If you’re like, Hey, that’s not possible, you popped into existence with INCARNATE, so you couldn’t have written anything before it, well, okay if that’s your perception, but the fact is, INCARNATE was the 17th manuscript I wrote. The first one anyone thought should be published.
I wrote INCARNATE in late 2009. Spinning Story — the one I just read through this weekend — was the story I wrote immediately before. Number 16.
When people find out how many things I wrote before INCARNATE, they almost always ask if I plan to publish any of them. I say no, with the exception of maybe one. Spinning Story is that one. For a few reasons.
Business. It’s a story that fits with the career I’ve built and will make my readers happy. Before that, I was writing lots of different kinds of stories, scratching different genre itches, experimenting and trying to figure out what sort of story I want to tell for a whole career. This one fits.
Perhaps not strangely, some of my very earliest stories also fit here. But I’m not sure there’s enough there to go back to.
It’s a story I want to go back to. Most of the others — I don’t. They did what they needed to do, which was to teach me how to write, how to build a story. They were practice. They’re done. But this one could still be something.
I know (basically) what to do with it now. It involves a full rewrite — from the ground up, with different worldbuilding, backstory, and even plot. But I know how to make it into a story that other people will want to read.
It was an interesting feeling, reading something I last worked on in 2009, before I was published — before I even knew if I would ever be published. There were points when I was working on Spinning Story that I truly thought it wouldn’t happen. That’s one of the reasons I wrote INCARNATE — because it was a story I’d put aside three years before when it seemed too challenging. But by 2009, I’d practically given up. I felt like I didn’t have anything to lose, so I wrote something I thought no one would ever see. (Obviously I hadn’t given up that much, though, since I sent query letters for it.)
But back to Spinning Story.
Man, rereading a manuscript so many years later — over a decade — is really something. I’m a different writer now, but the story itself is very me. There’s a gentle romance.
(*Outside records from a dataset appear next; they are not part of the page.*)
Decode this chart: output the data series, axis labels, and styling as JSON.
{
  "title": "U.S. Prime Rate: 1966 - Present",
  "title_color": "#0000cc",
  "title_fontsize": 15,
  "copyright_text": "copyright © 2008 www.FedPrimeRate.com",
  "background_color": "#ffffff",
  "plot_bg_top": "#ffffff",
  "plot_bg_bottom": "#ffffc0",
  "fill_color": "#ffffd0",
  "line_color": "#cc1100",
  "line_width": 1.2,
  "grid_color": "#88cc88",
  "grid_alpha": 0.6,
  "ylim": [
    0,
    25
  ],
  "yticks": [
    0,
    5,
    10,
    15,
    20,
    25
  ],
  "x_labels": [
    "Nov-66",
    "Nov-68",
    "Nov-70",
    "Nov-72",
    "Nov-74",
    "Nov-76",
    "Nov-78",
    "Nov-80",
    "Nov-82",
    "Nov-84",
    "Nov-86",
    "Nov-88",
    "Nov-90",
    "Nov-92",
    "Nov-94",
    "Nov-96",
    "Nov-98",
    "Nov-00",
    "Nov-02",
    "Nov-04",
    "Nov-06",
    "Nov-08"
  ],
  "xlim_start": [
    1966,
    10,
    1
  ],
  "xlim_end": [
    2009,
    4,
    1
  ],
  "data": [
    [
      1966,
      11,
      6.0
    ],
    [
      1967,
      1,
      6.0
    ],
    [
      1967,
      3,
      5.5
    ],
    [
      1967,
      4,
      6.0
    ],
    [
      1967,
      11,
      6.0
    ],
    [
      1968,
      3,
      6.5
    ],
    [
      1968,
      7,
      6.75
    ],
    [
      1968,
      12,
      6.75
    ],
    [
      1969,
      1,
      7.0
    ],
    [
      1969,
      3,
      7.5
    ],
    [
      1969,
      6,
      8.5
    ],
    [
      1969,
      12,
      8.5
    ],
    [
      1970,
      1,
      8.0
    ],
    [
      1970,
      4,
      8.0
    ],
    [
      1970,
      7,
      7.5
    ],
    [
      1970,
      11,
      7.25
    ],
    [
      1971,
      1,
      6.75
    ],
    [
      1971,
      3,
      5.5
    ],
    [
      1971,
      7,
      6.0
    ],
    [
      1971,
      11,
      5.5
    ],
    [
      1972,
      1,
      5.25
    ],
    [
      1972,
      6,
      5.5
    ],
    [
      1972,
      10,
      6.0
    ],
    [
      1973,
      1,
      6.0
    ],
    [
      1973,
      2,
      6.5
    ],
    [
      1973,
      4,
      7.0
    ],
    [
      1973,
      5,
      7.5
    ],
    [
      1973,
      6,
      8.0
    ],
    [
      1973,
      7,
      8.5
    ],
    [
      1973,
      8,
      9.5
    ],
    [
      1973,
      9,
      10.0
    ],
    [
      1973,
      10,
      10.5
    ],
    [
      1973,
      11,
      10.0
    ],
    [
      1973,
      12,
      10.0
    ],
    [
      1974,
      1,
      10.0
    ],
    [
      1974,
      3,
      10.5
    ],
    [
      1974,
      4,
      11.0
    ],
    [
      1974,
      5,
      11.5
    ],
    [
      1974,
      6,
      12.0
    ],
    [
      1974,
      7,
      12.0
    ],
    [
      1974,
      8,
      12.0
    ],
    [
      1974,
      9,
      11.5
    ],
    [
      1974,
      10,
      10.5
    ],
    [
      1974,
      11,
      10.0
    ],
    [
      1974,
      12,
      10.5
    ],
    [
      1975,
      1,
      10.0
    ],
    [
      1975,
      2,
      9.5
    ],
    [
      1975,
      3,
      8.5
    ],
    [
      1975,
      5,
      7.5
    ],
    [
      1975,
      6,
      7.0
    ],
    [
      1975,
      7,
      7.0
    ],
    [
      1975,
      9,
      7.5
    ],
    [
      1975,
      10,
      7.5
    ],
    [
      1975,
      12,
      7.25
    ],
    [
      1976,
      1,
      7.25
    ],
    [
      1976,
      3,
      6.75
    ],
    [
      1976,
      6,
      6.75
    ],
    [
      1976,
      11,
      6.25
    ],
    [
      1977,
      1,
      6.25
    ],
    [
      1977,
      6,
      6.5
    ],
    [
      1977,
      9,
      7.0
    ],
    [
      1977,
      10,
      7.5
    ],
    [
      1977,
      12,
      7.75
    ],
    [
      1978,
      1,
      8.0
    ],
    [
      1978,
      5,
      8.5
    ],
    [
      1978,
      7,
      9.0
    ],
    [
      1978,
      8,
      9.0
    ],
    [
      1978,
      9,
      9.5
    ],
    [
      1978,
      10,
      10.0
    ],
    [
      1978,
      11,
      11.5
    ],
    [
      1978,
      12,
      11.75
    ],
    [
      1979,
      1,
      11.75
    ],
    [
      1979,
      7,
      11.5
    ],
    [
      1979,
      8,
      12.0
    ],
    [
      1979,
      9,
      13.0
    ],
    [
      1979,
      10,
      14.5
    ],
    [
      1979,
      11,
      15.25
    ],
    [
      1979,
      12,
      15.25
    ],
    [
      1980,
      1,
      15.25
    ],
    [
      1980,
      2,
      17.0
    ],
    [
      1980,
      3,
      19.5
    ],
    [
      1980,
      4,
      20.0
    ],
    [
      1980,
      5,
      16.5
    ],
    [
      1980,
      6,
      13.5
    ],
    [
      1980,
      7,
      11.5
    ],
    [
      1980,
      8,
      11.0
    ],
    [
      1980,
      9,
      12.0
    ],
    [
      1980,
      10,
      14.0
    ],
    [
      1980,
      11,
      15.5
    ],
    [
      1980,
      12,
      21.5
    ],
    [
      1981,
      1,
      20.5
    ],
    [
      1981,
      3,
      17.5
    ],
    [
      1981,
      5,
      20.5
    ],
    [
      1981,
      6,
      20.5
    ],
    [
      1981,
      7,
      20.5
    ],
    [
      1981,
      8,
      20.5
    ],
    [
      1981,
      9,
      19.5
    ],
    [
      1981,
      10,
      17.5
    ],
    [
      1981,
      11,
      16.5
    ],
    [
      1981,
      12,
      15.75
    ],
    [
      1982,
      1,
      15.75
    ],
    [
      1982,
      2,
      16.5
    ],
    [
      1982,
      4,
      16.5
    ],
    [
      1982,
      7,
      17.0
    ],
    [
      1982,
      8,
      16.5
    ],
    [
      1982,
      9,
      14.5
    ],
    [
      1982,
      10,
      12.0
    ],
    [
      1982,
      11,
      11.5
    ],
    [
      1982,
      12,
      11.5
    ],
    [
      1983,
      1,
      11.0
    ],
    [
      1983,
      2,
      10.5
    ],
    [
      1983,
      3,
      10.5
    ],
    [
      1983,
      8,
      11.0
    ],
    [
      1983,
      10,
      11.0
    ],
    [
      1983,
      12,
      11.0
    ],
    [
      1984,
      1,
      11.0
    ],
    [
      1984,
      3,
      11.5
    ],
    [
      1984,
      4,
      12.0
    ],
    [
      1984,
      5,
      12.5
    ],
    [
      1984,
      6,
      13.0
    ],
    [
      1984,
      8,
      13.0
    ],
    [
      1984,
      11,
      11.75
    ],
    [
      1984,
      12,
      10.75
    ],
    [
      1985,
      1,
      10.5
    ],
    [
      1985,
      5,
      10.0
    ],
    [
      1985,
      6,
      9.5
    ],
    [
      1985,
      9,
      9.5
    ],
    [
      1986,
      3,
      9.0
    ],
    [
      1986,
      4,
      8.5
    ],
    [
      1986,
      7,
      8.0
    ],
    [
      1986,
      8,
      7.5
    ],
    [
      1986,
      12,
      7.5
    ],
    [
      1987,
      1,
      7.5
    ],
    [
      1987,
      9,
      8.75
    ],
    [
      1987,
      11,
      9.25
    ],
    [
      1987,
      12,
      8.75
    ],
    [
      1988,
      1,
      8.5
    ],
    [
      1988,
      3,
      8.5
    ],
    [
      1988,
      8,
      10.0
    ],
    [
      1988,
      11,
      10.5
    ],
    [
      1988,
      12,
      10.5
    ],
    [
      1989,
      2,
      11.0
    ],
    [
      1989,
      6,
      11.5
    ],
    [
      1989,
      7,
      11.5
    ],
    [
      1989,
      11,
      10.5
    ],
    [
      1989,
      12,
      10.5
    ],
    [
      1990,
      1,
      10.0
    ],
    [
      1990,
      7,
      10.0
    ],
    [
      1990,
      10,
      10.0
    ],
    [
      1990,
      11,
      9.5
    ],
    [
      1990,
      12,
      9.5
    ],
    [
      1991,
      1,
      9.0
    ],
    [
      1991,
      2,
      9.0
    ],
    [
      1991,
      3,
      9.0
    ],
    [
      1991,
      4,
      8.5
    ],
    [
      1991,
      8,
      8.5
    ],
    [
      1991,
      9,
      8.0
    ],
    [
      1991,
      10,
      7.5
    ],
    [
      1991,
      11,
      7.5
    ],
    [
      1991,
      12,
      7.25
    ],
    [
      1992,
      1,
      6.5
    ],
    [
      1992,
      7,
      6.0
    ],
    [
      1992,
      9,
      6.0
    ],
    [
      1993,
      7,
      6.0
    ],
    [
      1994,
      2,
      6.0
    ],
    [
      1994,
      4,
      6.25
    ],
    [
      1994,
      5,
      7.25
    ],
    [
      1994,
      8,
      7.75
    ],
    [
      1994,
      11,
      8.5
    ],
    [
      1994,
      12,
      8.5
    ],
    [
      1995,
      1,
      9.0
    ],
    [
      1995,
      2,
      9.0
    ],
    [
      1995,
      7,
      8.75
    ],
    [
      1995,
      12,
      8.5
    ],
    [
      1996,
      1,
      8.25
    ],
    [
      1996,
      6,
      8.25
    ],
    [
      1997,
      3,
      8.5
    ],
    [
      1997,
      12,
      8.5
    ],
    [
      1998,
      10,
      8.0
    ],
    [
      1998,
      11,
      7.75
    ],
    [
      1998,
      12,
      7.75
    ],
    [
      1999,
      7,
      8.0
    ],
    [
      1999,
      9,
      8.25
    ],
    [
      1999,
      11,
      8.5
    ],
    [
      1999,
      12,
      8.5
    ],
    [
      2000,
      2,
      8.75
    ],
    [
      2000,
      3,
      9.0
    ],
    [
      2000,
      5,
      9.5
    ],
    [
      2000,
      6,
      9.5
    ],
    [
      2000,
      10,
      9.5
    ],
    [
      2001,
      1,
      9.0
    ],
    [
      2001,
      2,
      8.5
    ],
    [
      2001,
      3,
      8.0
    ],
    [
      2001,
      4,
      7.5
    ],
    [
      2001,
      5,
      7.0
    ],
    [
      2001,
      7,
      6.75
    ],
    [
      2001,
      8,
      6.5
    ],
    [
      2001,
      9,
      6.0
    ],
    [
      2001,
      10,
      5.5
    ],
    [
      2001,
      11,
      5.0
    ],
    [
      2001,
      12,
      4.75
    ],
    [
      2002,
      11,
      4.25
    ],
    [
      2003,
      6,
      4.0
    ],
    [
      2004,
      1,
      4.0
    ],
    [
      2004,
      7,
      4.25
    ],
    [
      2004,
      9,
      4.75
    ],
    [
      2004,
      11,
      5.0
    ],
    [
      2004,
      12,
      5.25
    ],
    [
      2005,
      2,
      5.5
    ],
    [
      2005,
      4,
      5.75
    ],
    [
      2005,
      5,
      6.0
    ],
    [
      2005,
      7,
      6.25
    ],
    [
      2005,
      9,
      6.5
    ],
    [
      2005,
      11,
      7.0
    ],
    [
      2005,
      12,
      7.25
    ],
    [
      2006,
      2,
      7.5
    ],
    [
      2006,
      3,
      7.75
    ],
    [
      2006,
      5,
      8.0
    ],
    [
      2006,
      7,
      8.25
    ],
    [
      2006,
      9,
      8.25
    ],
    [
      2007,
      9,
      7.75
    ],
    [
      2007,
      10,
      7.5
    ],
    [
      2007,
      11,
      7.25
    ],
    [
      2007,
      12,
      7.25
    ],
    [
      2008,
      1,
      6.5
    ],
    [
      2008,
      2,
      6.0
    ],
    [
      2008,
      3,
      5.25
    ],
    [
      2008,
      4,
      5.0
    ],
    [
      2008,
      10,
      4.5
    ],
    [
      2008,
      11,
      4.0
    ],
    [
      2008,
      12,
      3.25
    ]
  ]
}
Sweet characters. Nice humor. A voice I’d really love to go back and capture. The book is creative. Fun. Emotional. It has lots of good stuff I’d be happy with even now.
And some stuff I’d want to fix. The plot is . . . fine. The worldbuilding is more complex than it needs to be. And so is the backstory, which tries too hard to connect this story to a different story set in the world. (I’d actually forgotten about this connection, so when the narrative started touching on it, I was able to read it as someone totally new would. It doesn’t quite work like 2009-Me hoped.) I also noted to myself that there were sections I was really skimming over . . . some because I knew those bits were getting scrapped anyway, but mostly because I wanted to get back to the good stuff.
Even so, it was fun to read it. I loved writing that story so much. Which is why I want to go back to it.
But as I said, it’s going to change. A lot.
In, hmm, maybe 2014? I had an idea for how to salvage this story. The heart of it, anyway. It’ll have a different world, a new backstory for everyone, a stronger plot. But the stuff I love? The whole reason I wrote the story to begin with? That’s got to come with.
That’s why I read it again: to see what was worth carving out.
But I got another thing out of it, too: 2009-Me may have been on the verge of giving up, but she left 2022-Me 75,000 words of buried treasure, and a good reminder to keep going.
You went back to Incarnate after 3 years?? Wow, that's really inspiring to hear! I'm sure I've banged on about it before, but my manuscript has been stuck in 'editing' for about a year now, and I do sometimes feel very disappointed in myself because of that. I read so many pieces of writing advice that tell you to move on if something's not working, so it's refreshing to hear that it is possible to return to a troublesome manuscript!